A Microwave Can Solve Anything, Right?

llewcook Have you ever had a meal that was so incredibly bad that you will never forget it?

I have…oooooh yeah.  So bad we-went-out-for-Burger-King-afterword bad.

It started off with such promise.

I had been doing a lot of cooking for our local group when David and Tina decided they could do better.  They were actually kind of rude about it.

“We don’t need any help.” they stated as they closed the door in my face. “We have REAL cooks coming in to help.”

Real cooks, eh? Hmmmmmmph! Disconcerted, I took my sorry ass off to watch the day’s other activities.

Even I had to admit that it was a beautiful morning.  The delivery truck came and dropped off crates labelled “Premium Beef Roast” along with crates of veggies and other necessaries about 9 a.m.

By 10 a.m. I was bored silly and sitting outside the kitchen reading. I tried the door but it was locked and no signs of the kitchen crew.

By noon, I wasn’t the only one who had noticed no activity. The event coordinator, Bob, came up and tested the door.

“Where the hell are they?” he asked.

“Don’t worry. They are professionals.” chimed in one suck up.

“Hmmph!” the organizer said and walked away.

Long about one p.m., David and Tina finally showed up along with their team of “professionals”.

“Where have you guys been?” asked Bob.

“Relax. It’s still four hours until dinner.” they smiled as they drifted past and locked the door again.

Not having anything better to do, I leaned up against the building and read. It must have been 3 p.m. when I heard shouting in the kitchen.

“It’s all frozen.”


“It’s all frozen, you dumbass. Every single one of these roasts is hard frozen! So’s the chicken!” ranted Tina.

“Well, that’s what we have a microwave for. Right?” chimed in David.

Gradually, the kitchen quieted down and the smells of cooking started to emerge. Sort of. Eventually, it all got blanked out by the overwhelming smell of ozone.

I can’t say I expected it but when the lights all dimmed briefly and the smell of ozone just rolled out of the kitchen windows, I was not surprised.

David came running out of the door and up to Bob. “Budget just went up $300.” and he raced to his car and tore off through the parking lot in search of the nearest WalMart.

That poor microwave had been through Hell. It was unceremoniously dumped outside the back door of the kitchen and just lay there like a beached whale. Scorch marks ran out of the door and the window had partially melted. What I think may have been beef blood or juices dribbled out of where the interior light had been and I had never seen a microwave bulge outward and upward before. The door wouldn’t even close any longer.

I didn’t know whether to sigh or say the last rites.

Even after David got back from his unplanned shopping trip, things in that kitchen did not improve. Dinner time arrived and went. After 15 minutes, a frantic David yelled out of the kitchen door “Dinner’s gonna be late!”

We were not surprised.

Finally, it came time for dinner and we entered the hall in trepidation but hunger does strange things to a man.

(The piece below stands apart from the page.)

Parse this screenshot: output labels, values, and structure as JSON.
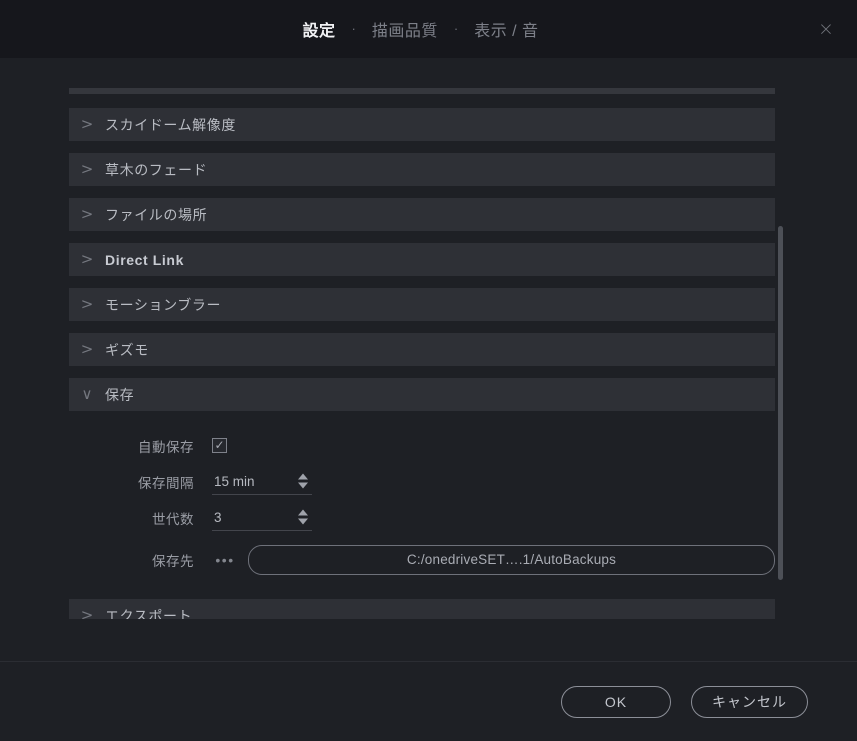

The first course was a wilted lettuce salad. At least, I think it was. It was a bit hard to tell as the bacon grease used to wilt the greens had been poured on a little heavy and had congealed into the bottom of the bowls.  It had all of the appeal of seaweed in aspic. I didn’t see a single person eat any of it.

The second course was the chicken. It had sounded good in the menu but when presented with undercooked shredded chicken in vinegar and raspberry jelly, and a miniscule quantity at that, I have to admit to losing my appetite.  Everyone at my table passed their tiny portion to the one person at the table willing to eat it.

Finally, it was time for the beef roasts.  The smells coming out of the kitchen were just amazing. I thought ‘At Last! Food!’. Then I saw it.

Oven roasted might be the term they were using. Vaguely incinerated would be a better one.

These were VERY large roasts of between 15 and 20 lbs. each. After coating with honey and spices, they had been placed in the oven to roast but didn’t seem to be cooking fast enough so they used an unconventional cooking method.

A welding torch.

Those roasts were browned all right and the spices on the outer edge were turned to ash. That was quite the thick crust, all right.

Then, someone cut into one of the roasts and hit ice.  They were still completely frozen in the middle.

Burger King really did sound good after that.


5 lbs. beef roast

2 cups honey

1/2 gallon red wine

Garlic, to taste

Oregano, to taste

Take the beef roast and soak it in the red wine overnight.

Drain the roast.

Mix the spices and the honey and liberally coat the roast with the liquid.

Get a frying pan or griddle very hot and then place the roast in the pan. Make sure to regularly rotate it until brown. It is important to remember that you are not trying to cook the roast – just brown it.

Place the roast in a shallow pan and place in a 350 degree oven. Bake to an internal temp of 180 or until rare inside. You may bake longer if you prefer well done meat.  Serve.